Russia has launched Akademik Lomonosov, a floating nuclear power plant. The barge arrived in the port of Murmansk on Saturday, May 19, before joining the polar city of Pevek, where it will provide heating, electricity and industrial energy.

The Russian energy company Rosatom certifies the safety of its floating plant, while the Greenpeace association denounces the risk-taking.

Launched on April 28, 2018 at the shipyard of St. Petersburg (north-western Russia, at the bottom of the Baltic Sea), barge Akademik Lomonosov (1) arrived on Saturday, May 19 in the Russian port of Murmansk (north, on the Barents Sea), where its two reactors will be loaded with fuel (uranium) and tested in the autumn.

The floating platform will then be transported 5,000 km away to Pevek, the main port of the East Siberian Sea in the Russian Far East. The machine is expected to begin the second part of the trip in the summer of 2019, because like many other Russian nuclear projects, this project took at least two years late.

Strategically located, Pevek is located almost at the northeastern end of the immense Russia, on the famous north-east passage connecting the Atlantic Ocean and the Pacific Ocean and which, with global warming, should no longer have pack ice in winter.

A mobile power station

The plant is expected to start producing electricity in the summer of 2019. It can supply electricity to a city of 200,000. But in Pevek, it should provide power for both housing and for oil and gas platforms.

Akademik Lomonosov will replace the former Bilibino nuclear power plant (four uranium-graphite reactors each producing 12 MWe and built in 1974), the world’s northernmost nuclear power plant, and the Chaunsk coal-fired power plant, built in 1961.

One of the advantages of this type of nuclear power plant seems to be the mobility and speed of installation, thus avoiding the high cost of ground or air transport, piece by piece, in remote areas.

A miniaturized reactor for isolated regions

Developed by the Russian state-owned company Rosatom, this 144 m long and 30 m wide floating plant is equipped with two 35 MW KLT-40C reactors. Installed electric power much lower than that of the French pressurized water plants of 900 or 1 450 MW. This technology of small floating reactors is, according to the designer, effective in supplying hard-to-reach areas with electricity and heat.

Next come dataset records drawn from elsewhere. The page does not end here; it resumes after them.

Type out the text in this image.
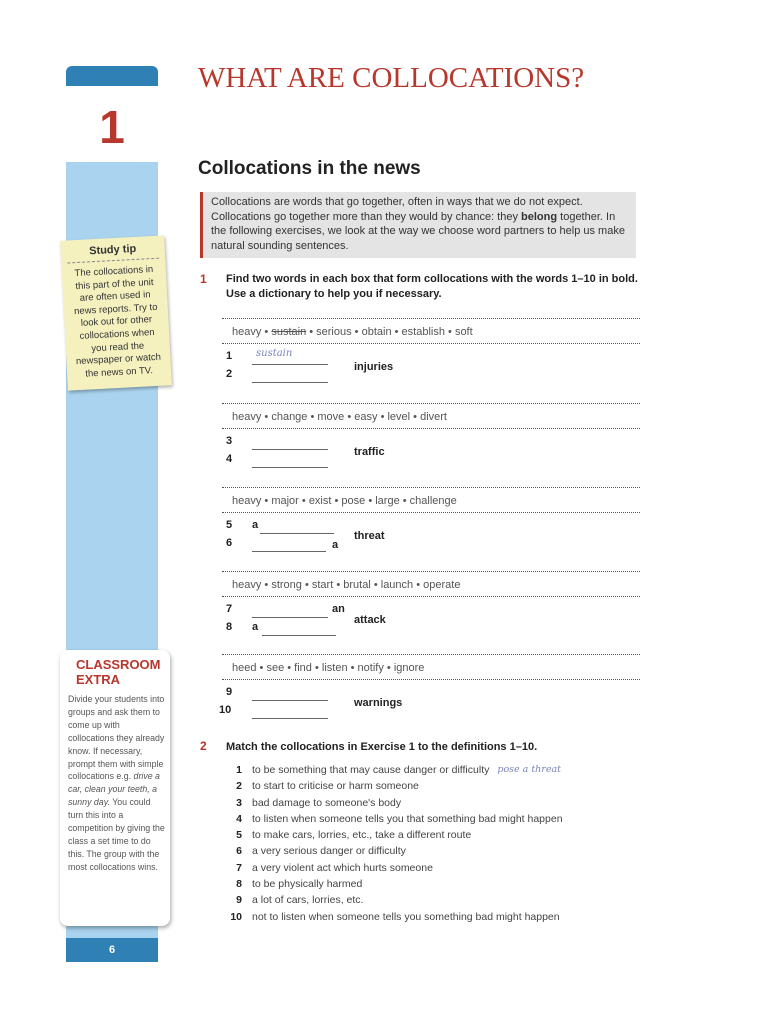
1
6
Study tip
The collocations in this part of the unit are often used in news reports. Try to look out for other collocations when you read the newspaper or watch the news on TV.
CLASSROOM EXTRA
Divide your students into groups and ask them to come up with collocations they already know. If necessary, prompt them with simple collocations e.g. drive a car, clean your teeth, a sunny day. You could turn this into a competition by giving the class a set time to do this. The group with the most collocations wins.
WHAT ARE COLLOCATIONS?
Collocations in the news
Collocations are words that go together, often in ways that we do not expect. Collocations go together more than they would by chance: they belong together. In the following exercises, we look at the way we choose word partners to help us make natural sounding sentences.
1 Find two words in each box that form collocations with the words 1–10 in bold. Use a dictionary to help you if necessary.
heavy • sustain • serious • obtain • establish • soft
1
2
sustain
injuries
heavy • change • move • easy • level • divert
3
4
traffic
heavy • major • exist • pose • large • challenge
5
6
a
a
threat
heavy • strong • start • brutal • launch • operate
7
8
an
a
attack
heed • see • find • listen • notify • ignore
9
10
warnings
2 Match the collocations in Exercise 1 to the definitions 1–10.
1 to be something that may cause danger or difficulty pose a threat
2 to start to criticise or harm someone
3 bad damage to someone's body
4 to listen when someone tells you that something bad might happen
5 to make cars, lorries, etc., take a different route
6 a very serious danger or difficulty
7 a very violent act which hurts someone
8 to be physically harmed
9 a lot of cars, lorries, etc.
10 not to listen when someone tells you something bad might happen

In addition, these small reactors can operate continuously, without having to source fuel, for three to five years, which would significantly reduce the cost of generating electricity. Their lifespan should be 40 years, extendable up to 50 years. And Rosatom’s engineers are already working on a second generation floating plant, which will ship two 50 MW reactors.

Safe engineering or reckless risk taking?

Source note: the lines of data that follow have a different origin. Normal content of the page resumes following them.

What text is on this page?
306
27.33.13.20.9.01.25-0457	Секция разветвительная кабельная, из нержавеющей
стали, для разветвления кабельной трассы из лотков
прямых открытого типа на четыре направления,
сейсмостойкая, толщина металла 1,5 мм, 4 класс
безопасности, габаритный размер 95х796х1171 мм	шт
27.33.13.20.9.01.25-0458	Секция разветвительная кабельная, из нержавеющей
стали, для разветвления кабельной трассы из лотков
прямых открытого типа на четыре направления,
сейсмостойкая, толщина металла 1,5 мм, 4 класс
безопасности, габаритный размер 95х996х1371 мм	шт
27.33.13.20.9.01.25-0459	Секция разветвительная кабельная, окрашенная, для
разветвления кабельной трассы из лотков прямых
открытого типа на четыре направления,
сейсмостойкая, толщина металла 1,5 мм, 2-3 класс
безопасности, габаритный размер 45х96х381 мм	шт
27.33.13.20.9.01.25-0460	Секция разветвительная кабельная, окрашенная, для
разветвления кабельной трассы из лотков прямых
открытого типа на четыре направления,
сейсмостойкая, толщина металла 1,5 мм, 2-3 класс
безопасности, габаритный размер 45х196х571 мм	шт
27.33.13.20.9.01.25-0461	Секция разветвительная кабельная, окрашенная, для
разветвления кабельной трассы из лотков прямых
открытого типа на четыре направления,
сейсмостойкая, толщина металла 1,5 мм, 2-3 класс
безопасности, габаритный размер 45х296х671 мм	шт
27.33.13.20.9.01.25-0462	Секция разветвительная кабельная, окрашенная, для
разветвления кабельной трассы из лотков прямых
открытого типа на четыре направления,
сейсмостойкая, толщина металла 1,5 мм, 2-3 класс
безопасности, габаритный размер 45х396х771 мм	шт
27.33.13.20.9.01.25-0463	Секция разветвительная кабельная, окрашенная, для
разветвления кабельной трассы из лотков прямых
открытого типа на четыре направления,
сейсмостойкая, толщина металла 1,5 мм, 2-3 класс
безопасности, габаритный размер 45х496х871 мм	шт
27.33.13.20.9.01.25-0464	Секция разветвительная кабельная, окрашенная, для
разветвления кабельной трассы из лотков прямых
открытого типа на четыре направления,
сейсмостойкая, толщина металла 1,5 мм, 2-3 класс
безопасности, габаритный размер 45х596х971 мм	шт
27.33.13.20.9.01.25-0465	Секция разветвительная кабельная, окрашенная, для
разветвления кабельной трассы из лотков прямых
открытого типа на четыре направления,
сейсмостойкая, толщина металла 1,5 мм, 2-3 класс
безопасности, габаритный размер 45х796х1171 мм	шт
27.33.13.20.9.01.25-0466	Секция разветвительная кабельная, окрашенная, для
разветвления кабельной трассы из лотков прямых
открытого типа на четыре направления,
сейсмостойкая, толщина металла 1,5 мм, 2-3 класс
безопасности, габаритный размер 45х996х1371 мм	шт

On the Russian side, Rosatom says the floating reactor is “invincible” for tsunamis and other natural disasters. It also ensures that it meets all the requirements of the International Atomic Energy Agency (IAEA), based in Vienna, Austria, and is completely harmless to the environment.

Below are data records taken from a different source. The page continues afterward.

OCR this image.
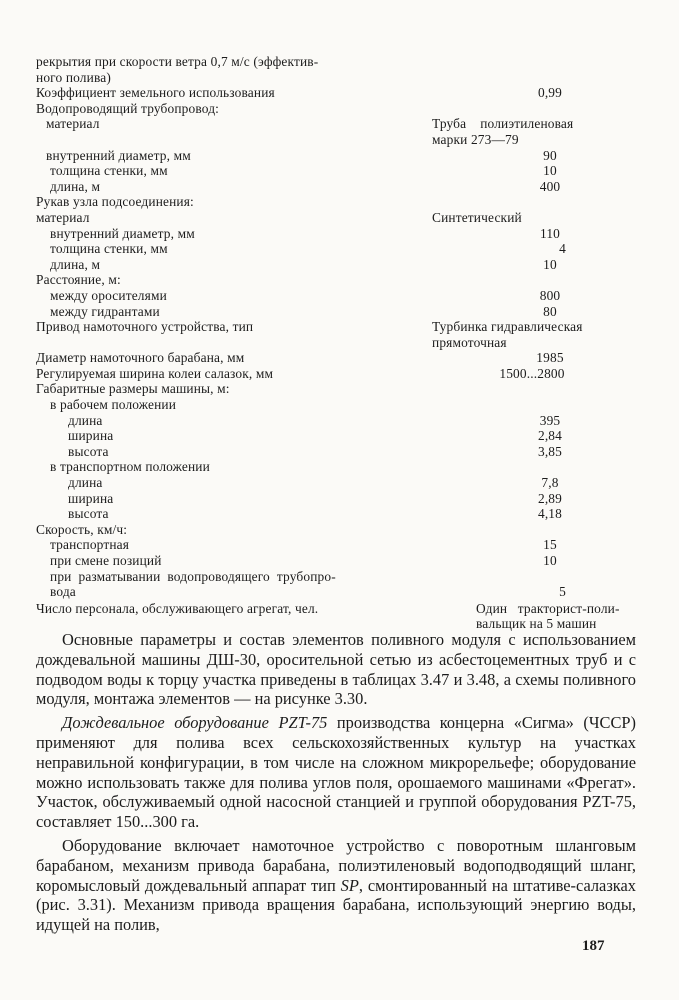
рекрытия при скорости ветра 0,7 м/с (эффектив-
ного полива)
Коэффициент земельного использования	0,99
Водопроводящий трубопровод:
материал	Труба    полиэтиленовая

марки 273—79
внутренний диаметр, мм	90
толщина стенки, мм	10
длина, м	400
Рукав узла подсоединения:
материал	Синтетический
внутренний диаметр, мм	110
толщина стенки, мм	4
длина, м	10
Расстояние, м:
между оросителями	800
между гидрантами	80
Привод намоточного устройства, тип	Турбинка гидравлическая

прямоточная
Диаметр намоточного барабана, мм	1985
Регулируемая ширина колеи салазок, мм	1500...2800
Габаритные размеры машины, м:
в рабочем положении
длина	395
ширина	2,84
высота	3,85
в транспортном положении
длина	7,8
ширина	2,89
высота	4,18
Скорость, км/ч:
транспортная	15
при смене позиций	10
при  разматывании  водопроводящего  трубопро-
вода	5
Число персонала, обслуживающего агрегат, чел.	Один   тракторист-поли-

вальщик на 5 машин

Основные параметры и состав элементов поливного модуля с использованием дождевальной машины ДШ-30, оросительной сетью из асбестоцементных труб и с подводом воды к торцу участка приведены в таблицах 3.47 и 3.48, а схемы поливного модуля, монтажа элементов — на рисунке 3.30.

Дождевальное оборудование PZT-75 производства концерна «Сигма» (ЧССР) применяют для полива всех сельскохозяйственных культур на участках неправильной конфигурации, в том числе на сложном микрорельефе; оборудование можно использовать также для полива углов поля, орошаемого машинами «Фрегат». Участок, обслуживаемый одной насосной станцией и группой оборудования PZT-75, составляет 150...300 га.

Оборудование включает намоточное устройство с поворотным шланговым барабаном, механизм привода барабана, полиэтиленовый водоподводящий шланг, коромысловый дождевальный аппарат тип SP, смонтированный на штативе-салазках (рис. 3.31). Механизм привода вращения барабана, использующий энергию воды, идущей на полив,

187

According to her, the Akademik Lomonosov project relies on tested reactors aboard Russian submarines and nuclear icebreakers. It also took into account the findings of the Kursk accident , a nuclear submarine that, after explosions, sank in the Barents Sea in 2000, killing 118 people but whose reactor was found intact. during the bailout in 2001.

Yet many environmental groups such as the Russian NGO Bellona led by environmentalist Alexander Nikitin, former officer, or Greenpeace who speaks of “floating Chernobyl” or “nuclear Titanic” , as well as the governments of Norway, Sweden and Finland, do not seem reassured by this project.

Greenpeace denounces the absence of containment in the event of an accident, a point that Thierry Charles, engineer and deputy director general of the Institute for Radiation Protection and Nuclear Safety (IRSN), considers however manageable given the smallness of these reactors.